La critique de Mr K : Lecture estivale mais lecture travail que le livre que je vais vous présenter aujourd’hui. Le programme limitatif de français en Terminal BAC pro a changé pour la rentrée 2024 et le thème retenu après celui du jeu est celui du temps. Vaste sujet, n’est-ce pas ? Adjointes au programme, figurent huit œuvres parmi lesquelles il faut en choisir une pour l’étudier avec nos élèves. J’ai fait acheter toutes les œuvres par ma super professeure documentaliste et j’en ai retenu trois que j'ai lues durant cet été. J’ai donc commencé par Courir de Jean Echenoz, une biographie romancée du génie de l’athlétisme Émile Zatopek. Force est de constater que l’auteur magnifie son sujet et offre un roman qui se dévore tant il se révèle passionnant.
Émile Zatopek, un nom qui ravit tous les amateurs de sport et d’athlétisme en particulier. Une légende de la course de fond qui a accumulé les records sur diverses distances et inventé une façon de s’entraîner. J’avais de lui une image floue, des souvenirs de comparaisons faites lors de retransmissions de JO à la télé mais finalement, je ne connaissais pas grand-chose de lui. Cet ouvrage revient donc sur une grande partie de sa vie depuis son adolescence jusqu’à son déclin sportif et la déchéance qu’il a subi de la part des autorités de son pays.

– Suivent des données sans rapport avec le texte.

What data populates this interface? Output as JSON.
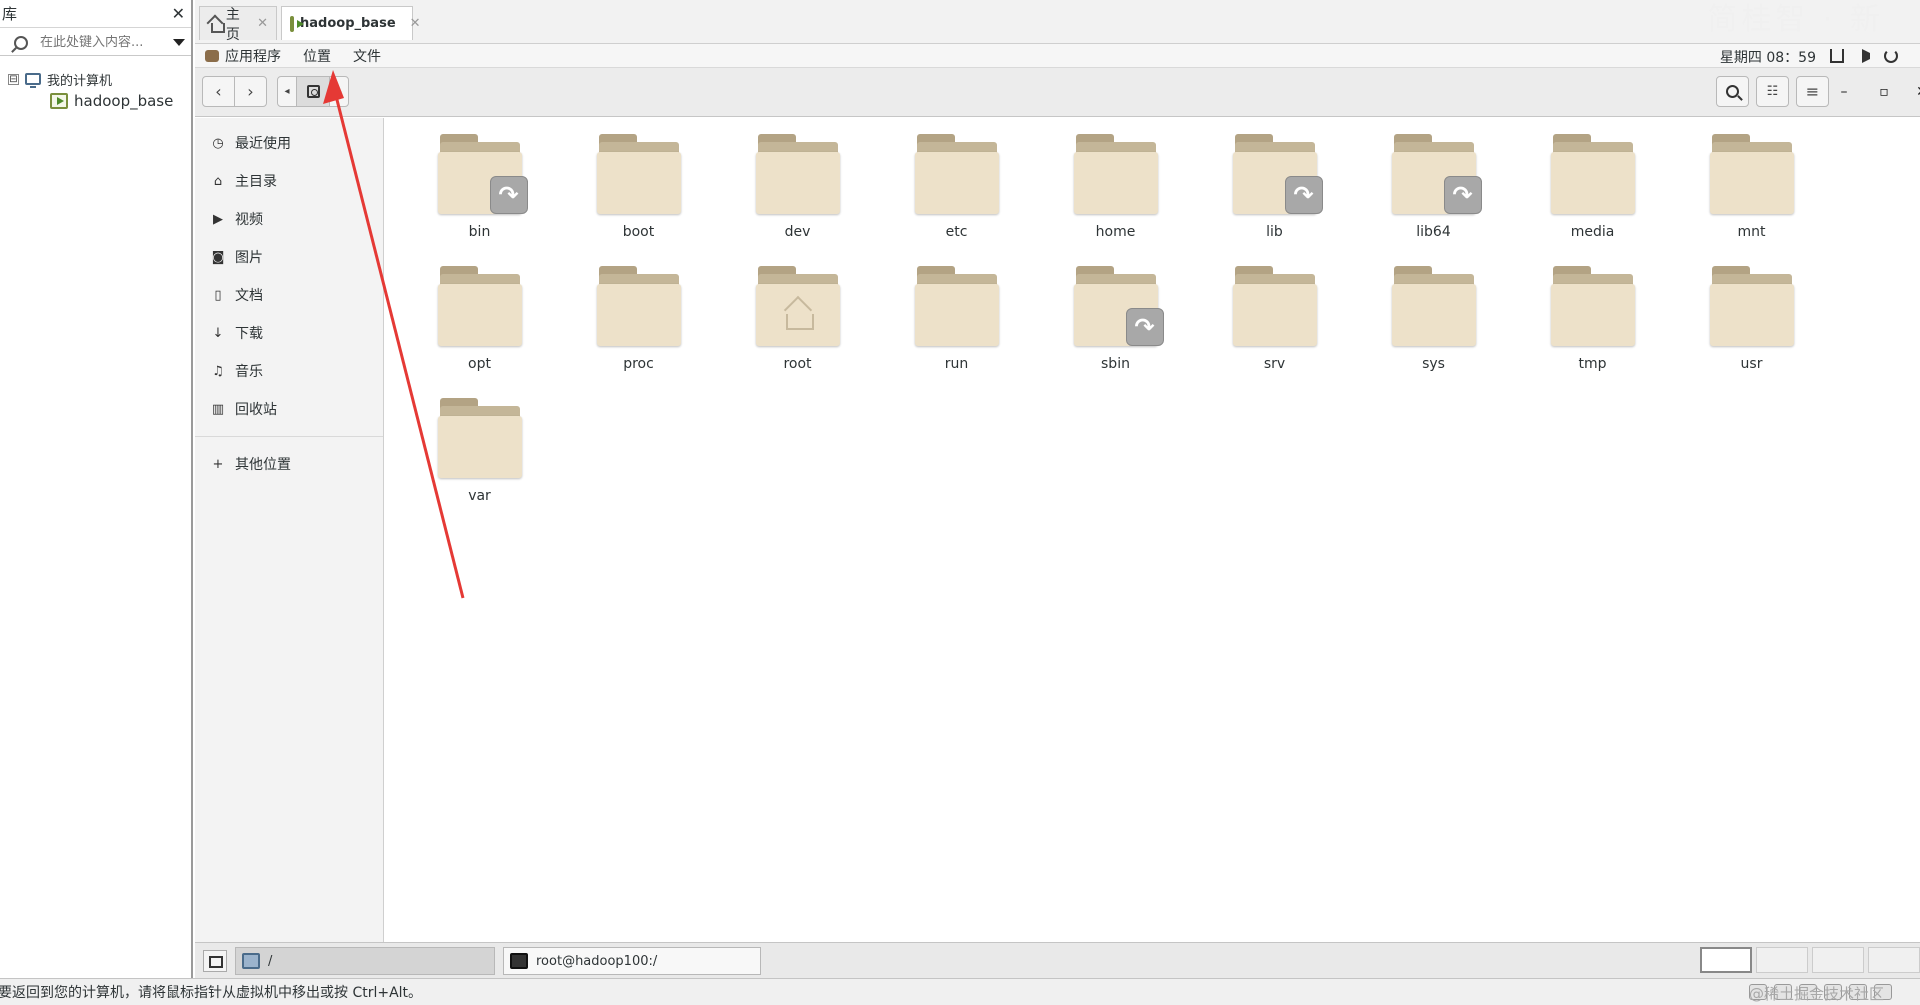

Émile est un gars gentil qui vit dans une petite ville tchécoslovaque. Membre d’une famille nombreuse, il suit un parcours lambda et est destiné à travailler dans une usine de chaussures. Il vient à la course à pieds un peu par hasard, son père tente de l’en dissuader mais le démon le possède déjà. Il va finir par rentrer dans une académie militaire suite à la fin de la Seconde Guerre mondiale, il est accueilli à bras ouverts car déjà il fait parler de lui à travers ses exploits sur quelques courses locales. Au fil du temps, le jeune homme devient un véritable phénomène, sa manière de courir est hors norme, il s’entraîne étrangement et il grimace énormément lors de ses courses. Et pourtant, il bat les records avec une facilité déconcertante et sa renommée traverse les frontières malgré le rideau de fer qui s’est étendu à travers l’Europe. C’est le début d’une ascension fulgurante sur le plan sportif mais aussi au niveau social dans le cadre de l’armée et de l’État Tchécoslovaque, pays satellite de l’URSS stalinienne puis khrouchtchevienne.

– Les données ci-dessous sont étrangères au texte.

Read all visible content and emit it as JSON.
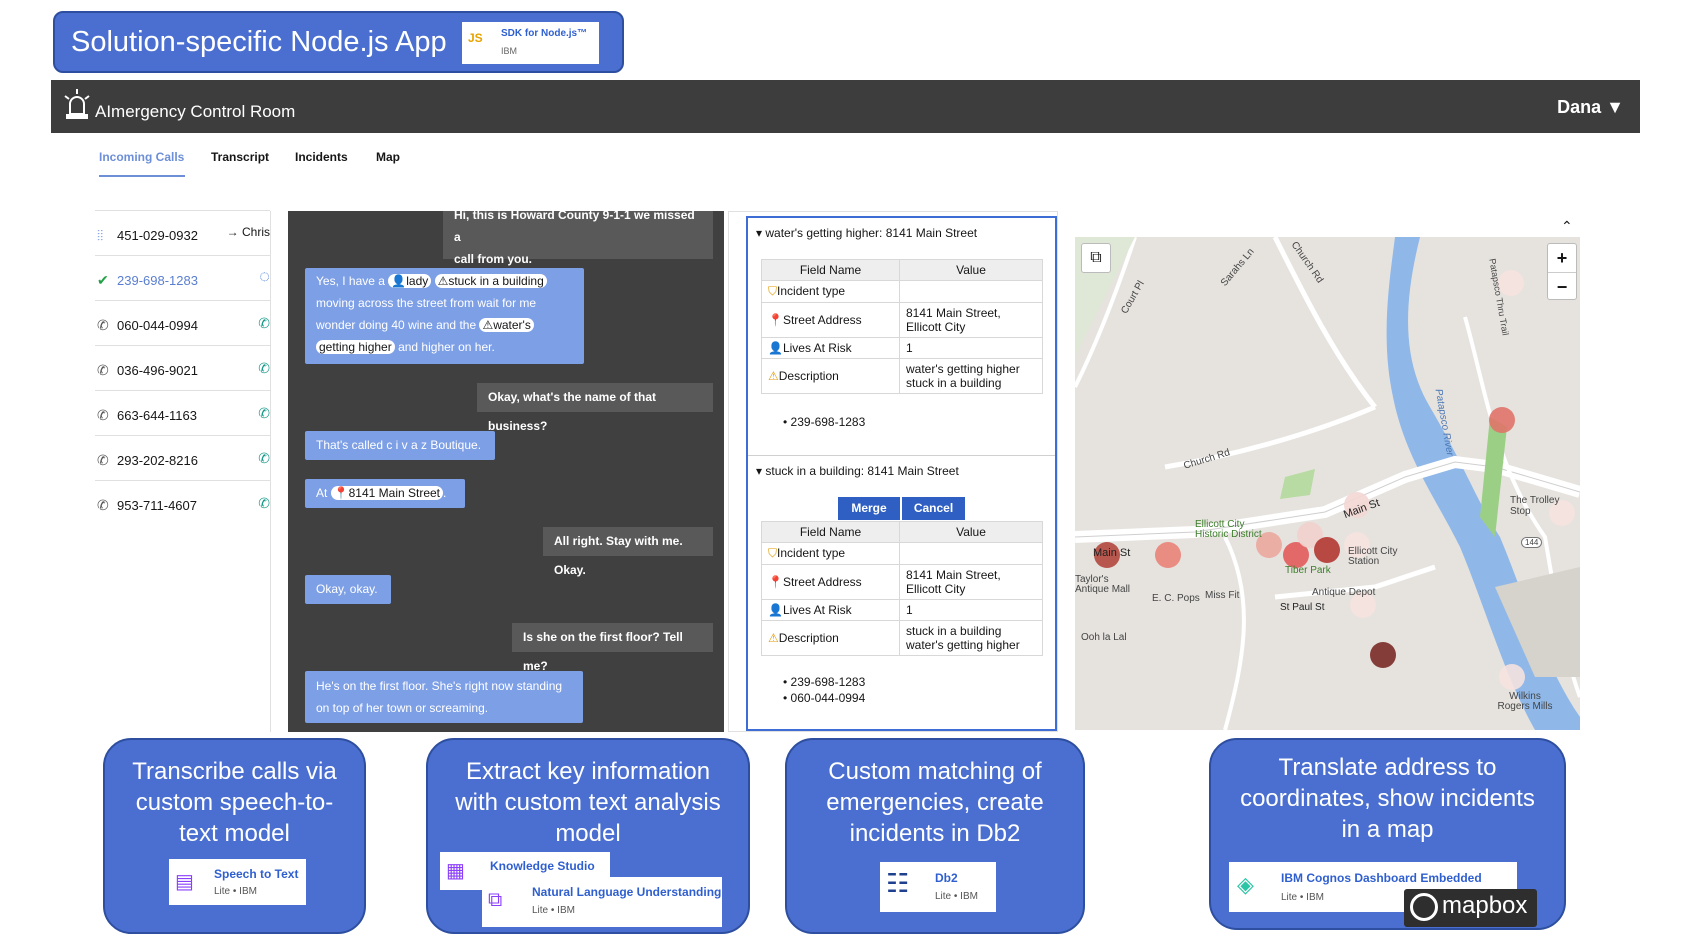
{
  "banner": {
    "title": "Solution-specific Node.js App",
    "sdk_name": "SDK for Node.js™",
    "sdk_vendor": "IBM",
    "sdk_icon": "JS"
  },
  "app": {
    "title": "AImergency Control Room",
    "user": "Dana ▼"
  },
  "tabs": [
    "Incoming Calls",
    "Transcript",
    "Incidents",
    "Map"
  ],
  "calls": [
    {
      "number": "451-029-0932",
      "action": "→ Chris",
      "icon": "voice-wave-icon"
    },
    {
      "number": "239-698-1283",
      "action": "◌",
      "icon": "check-circle-icon"
    },
    {
      "number": "060-044-0994",
      "action": "✆",
      "icon": "phone-icon"
    },
    {
      "number": "036-496-9021",
      "action": "✆",
      "icon": "phone-icon"
    },
    {
      "number": "663-644-1163",
      "action": "✆",
      "icon": "phone-icon"
    },
    {
      "number": "293-202-8216",
      "action": "✆",
      "icon": "phone-icon"
    },
    {
      "number": "953-711-4607",
      "action": "✆",
      "icon": "phone-icon"
    }
  ],
  "transcript": {
    "op1a": "Hi, this is Howard County 9-1-1 we missed a",
    "op1b": "call from you.",
    "c1": {
      "t1": "Yes, I have a ",
      "tag1": "👤lady",
      "tag2": "⚠stuck in a building",
      "t2": "moving across the street from wait for me",
      "t3": "wonder doing 40 wine and the ",
      "tag3": "⚠water's",
      "tag4": "getting higher",
      "t4": " and higher on her."
    },
    "op2": "Okay, what's the name of that business?",
    "c2": "That's called c i v a z Boutique.",
    "c3": {
      "t1": "At ",
      "tag1": "📍8141 Main Street",
      "t2": "."
    },
    "op3": "All right. Stay with me. Okay.",
    "c4": "Okay, okay.",
    "op4": "Is she on the first floor? Tell me?",
    "c5a": "He's on the first floor. She's right now standing",
    "c5b": "on top of her town or screaming."
  },
  "incidents": {
    "col_field": "Field Name",
    "col_value": "Value",
    "inc1": {
      "title": "▾ water's getting higher: 8141 Main Street",
      "rows": [
        {
          "icon": "⛉",
          "field": "Incident type",
          "value": ""
        },
        {
          "icon": "📍",
          "field": "Street Address",
          "value": "8141 Main Street,",
          "value2": "Ellicott City"
        },
        {
          "icon": "👤",
          "field": "Lives At Risk",
          "value": "1",
          "value2": ""
        },
        {
          "icon": "⚠",
          "field": "Description",
          "value": "water's getting higher",
          "value2": "stuck in a building"
        }
      ],
      "calls": [
        "239-698-1283"
      ]
    },
    "inc2": {
      "title": "▾ stuck in a building: 8141 Main Street",
      "merge": "Merge",
      "cancel": "Cancel",
      "rows": [
        {
          "icon": "⛉",
          "field": "Incident type",
          "value": ""
        },
        {
          "icon": "📍",
          "field": "Street Address",
          "value": "8141 Main Street,",
          "value2": "Ellicott City"
        },
        {
          "icon": "👤",
          "field": "Lives At Risk",
          "value": "1",
          "value2": ""
        },
        {
          "icon": "⚠",
          "field": "Description",
          "value": "stuck in a building",
          "value2": "water's getting higher"
        }
      ],
      "calls": [
        "239-698-1283",
        "060-044-0994"
      ]
    }
  },
  "map": {
    "zoom_in": "+",
    "zoom_out": "−",
    "collapse": "⌃",
    "labels": {
      "main_st": "Main St",
      "main_st2": "Main St",
      "church_rd": "Church Rd",
      "church_rd2": "Church Rd",
      "court_pl": "Court Pl",
      "sarahs_ln": "Sarahs Ln",
      "patapsco": "Patapsco River",
      "st_paul": "St Paul St",
      "tiber_park": "Tiber Park",
      "ellicott_hist": "Ellicott City Historic District",
      "ellicott_station": "Ellicott City Station",
      "taylors": "Taylor's Antique Mall",
      "ecpops": "E. C. Pops",
      "missfit": "Miss Fit",
      "antique_depot": "Antique Depot",
      "oohlalal": "Ooh la Lal",
      "trolley": "The Trolley Stop",
      "wilkins": "Wilkins Rogers Mills",
      "rt144": "144",
      "thru_trail": "Patapsco Thru Trail"
    }
  },
  "callouts": {
    "stt": {
      "text": "Transcribe calls via custom speech-to-text model",
      "svc": "Speech to Text",
      "vendor": "Lite • IBM"
    },
    "nlu": {
      "text": "Extract key information with custom text analysis model",
      "svc1": "Knowledge Studio",
      "svc2": "Natural Language Understanding",
      "vendor": "Lite • IBM"
    },
    "db2": {
      "text": "Custom matching of emergencies, create incidents in Db2",
      "svc": "Db2",
      "vendor": "Lite • IBM"
    },
    "map": {
      "text": "Translate address to coordinates, show incidents in a map",
      "svc": "IBM Cognos Dashboard Embedded",
      "vendor": "Lite • IBM",
      "mapbox": "mapbox"
    }
  }
}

L’auteur nous rend Émile éminemment sympathique dès le départ et on se prend d’affection pour lui immédiatement. D’un caractère doux, parfois naïf, au fil de son ascension sportive, on va le découvrir bosseur, engagé, perfectionniste mais aussi angoissé. Cela donne de très belles pages sur ses exploits sportifs, sur la corrélation entre l’esprit et le corps sans pour autant tomber dans l’hagiographie car tout est souvent remis en cause par le contexte ou les rencontres faites. On rentre aussi dans son intimité avec la rencontre puis le mariage avec sa championne de femme Dana qui lance le javelot. La vie de Zatopek est dense, riche en honneurs. Mais comme bien souvent, le déclin signifiera aussi l’ostracisme notamment quand il va remettre en cause le bien fondé du pouvoir en place, Émile sera isolé puis envoyé à la mine où sa santé ne s’en remettra jamais. Et pourtant, là encore, il ne se plaint pas et assume comme toujours il le fera durant sa vie. Lui la bonté incarné, le défenseur des idéaux olympiques qui sera récompensé bien des années plus tard quand le mur de Berlin sera tombé.
En filigrane de ce destin exceptionnel donc, c’est la grande Histoire qui se déroule avec tout d’abord l’évocation de la Seconde Guerre mondiale, l’occupation allemande et la débâcle des nazis lors de l’adolescence d’Émile. Mais c’est surtout, La Guerre Froide qui est brillamment évoquée ensuite avec la main mise communiste sur l’État, la censure, la répression et l’obligation de chacun de se conformer aux désidératas du parti. Zatopek, membre de l’armée, en fera l’expérience et devra au final plier l’échine. Cet aspect est peut-être celui qui m’est apparu comme le moins percutant. En compulsant ensuite la fiche wiki et en croisant avec des articles sur Zatopek, on se rend compte que l’auteur n’a pas trop axé son roman sur l’aspect opposant ou du moins réfractaire au pouvoir d’Émile. Il est bon donc de compléter sa lecture avec quelques recherches perso pour avoir une idée complète du personnage.
"Courir" se lit d’une traite avec la langue si accessible et immersive d’un Jean Echenoz que l’on sent passionné par son sujet. Le plaisir de lire ne se dément jamais et clairement, on passe un excellent moment. Il y a de grandes chance que ce soit cet ouvrage que j’étudie cette année en classe avec mes Terminales BAC Pro.